Está valendo desde novembro o bloqueio mensal e recorrente operado pelo Instituto Nacional do Seguro Social (INSS) para contratação de crédito consignado (que desconta diretamente na folha de pagamento) em aposentadorias e pensões, para todos os segurados. A ação atende à recomendação do Acórdão nº 1.115/2024 do Tribunal de Contas da União (TCU) e visa a proteção dos beneficiários.

O bloqueio a partir de agora é feito em todos os benefícios previdenciários e renovado todos os meses. A liberação para contratações acontece somente após o segurado realizar o desbloqueio pelo aplicativo ou pelo site Meu INSS, com biometria (exigida integralmente desde maio pelo instituto).

A contratação desse empréstimo já era bloqueada automaticamente para novos segurados por 90 dias após a concessão do benefício, podendo ocorrer dentro desse período somente mediante o “desbloqueio” pelo próprio beneficiário por meio do aplicativo ou site.
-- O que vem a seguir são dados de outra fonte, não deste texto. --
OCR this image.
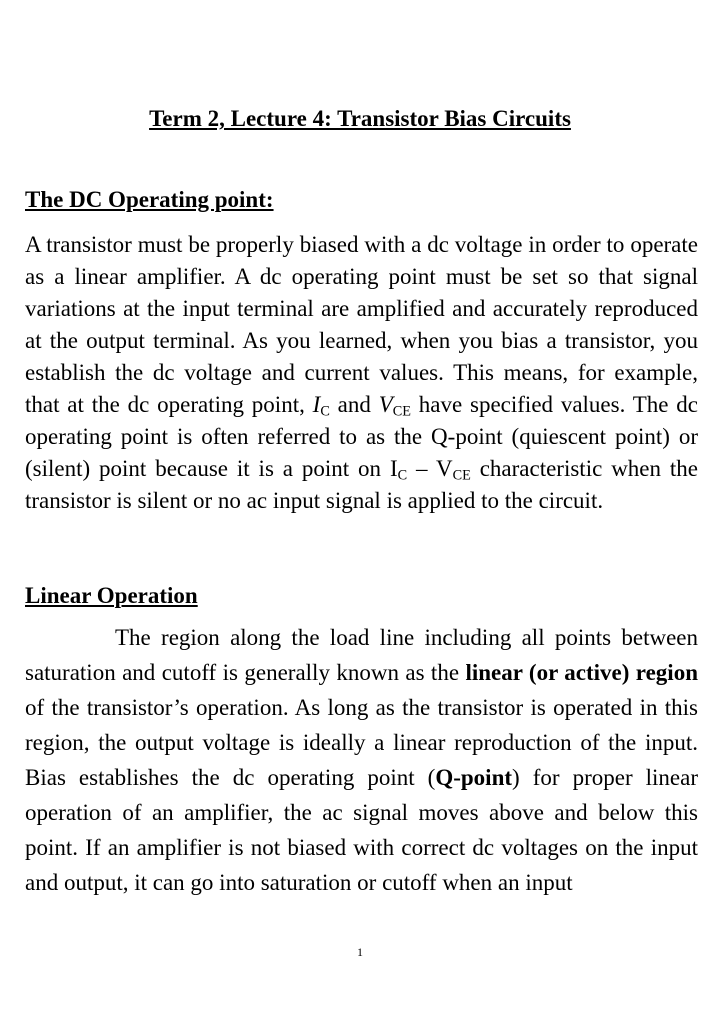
Term 2, Lecture 4: Transistor Bias Circuits
The DC Operating point:
A transistor must be properly biased with a dc voltage in order to operate as a linear amplifier. A dc operating point must be set so that signal variations at the input terminal are amplified and accurately reproduced at the output terminal. As you learned, when you bias a transistor, you establish the dc voltage and current values. This means, for example, that at the dc operating point, $I_C$ and $V_{CE}$ have specified values. The dc operating point is often referred to as the Q-point (quiescent point) or (silent) point because it is a point on $I_C - V_{CE}$ characteristic when the transistor is silent or no ac input signal is applied to the circuit.
Linear Operation
The region along the load line including all points between saturation and cutoff is generally known as the linear (or active) region of the transistor’s operation. As long as the transistor is operated in this region, the output voltage is ideally a linear reproduction of the input. Bias establishes the dc operating point (Q-point) for proper linear operation of an amplifier, the ac signal moves above and below this point. If an amplifier is not biased with correct dc voltages on the input and output, it can go into saturation or cutoff when an input
1
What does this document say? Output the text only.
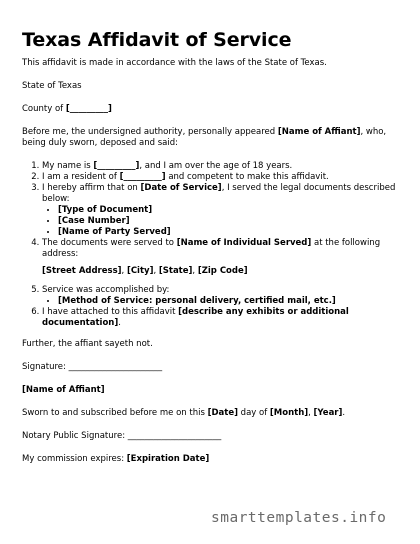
Texas Affidavit of Service

This affidavit is made in accordance with the laws of the State of Texas.

State of Texas

County of [_________]

Before me, the undersigned authority, personally appeared [Name of Affiant], who, being duly sworn, deposed and said:

1. My name is [_________], and I am over the age of 18 years.
2. I am a resident of [_________] and competent to make this affidavit.
3. I hereby affirm that on [Date of Service], I served the legal documents described below:
• [Type of Document]
• [Case Number]
• [Name of Party Served]
4. The documents were served to [Name of Individual Served] at the following address:
[Street Address], [City], [State], [Zip Code]
5. Service was accomplished by:
• [Method of Service: personal delivery, certified mail, etc.]
6. I have attached to this affidavit [describe any exhibits or additional documentation].

Further, the affiant sayeth not.

Signature: ______________________

[Name of Affiant]

Sworn to and subscribed before me on this [Date] day of [Month], [Year].

Notary Public Signature: ______________________

My commission expires: [Expiration Date]

smarttemplates.info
De acordo com o instituto em nota, a medida faz parte de “uma série de outras ações adotadas pelo INSS para aumentar o controle na concessão do crédito consignado, priorizando a proteção dos segurados e a transparência nas parcerias com instituições financeiras”.

A Lei nº 14.601, de 19 de junho de 2023, determina que o total de consignações facultativas não excederá a 45% do valor do benefício, divididos da seguinte forma: 35% serão destinados exclusivamente a empréstimos, 5% são destinados exclusivamente à amortização de despesas contraídas por meio de cartão de crédito, e os outros 5%, destinados para despesas contraídas por meio de cartão consignado de benefício.

Ainda em agosto, durante audiência pública na Câmara dos Deputados, representantes de empresas promotoras de crédito criticaram as regras adotadas pelo INSS. O presidente do Sindicato das Empresas Promotoras de Crédito de Santa Catarina, Sérgio Cemin, argumentou que o número de contratos caiu 82% de janeiro a junho deste ano.

Para além da determinação do TCU, a mudança também ocorre em meio à investigação sobre descontos não autorizados do INSS realizados por associações e sindicatos direto nas folhas de pagamento. De acordo com a investigação, as entidades chegaram a cobrar de aposentados e pensionistas R$ 6,3 bilhões entre 2019 e 2024.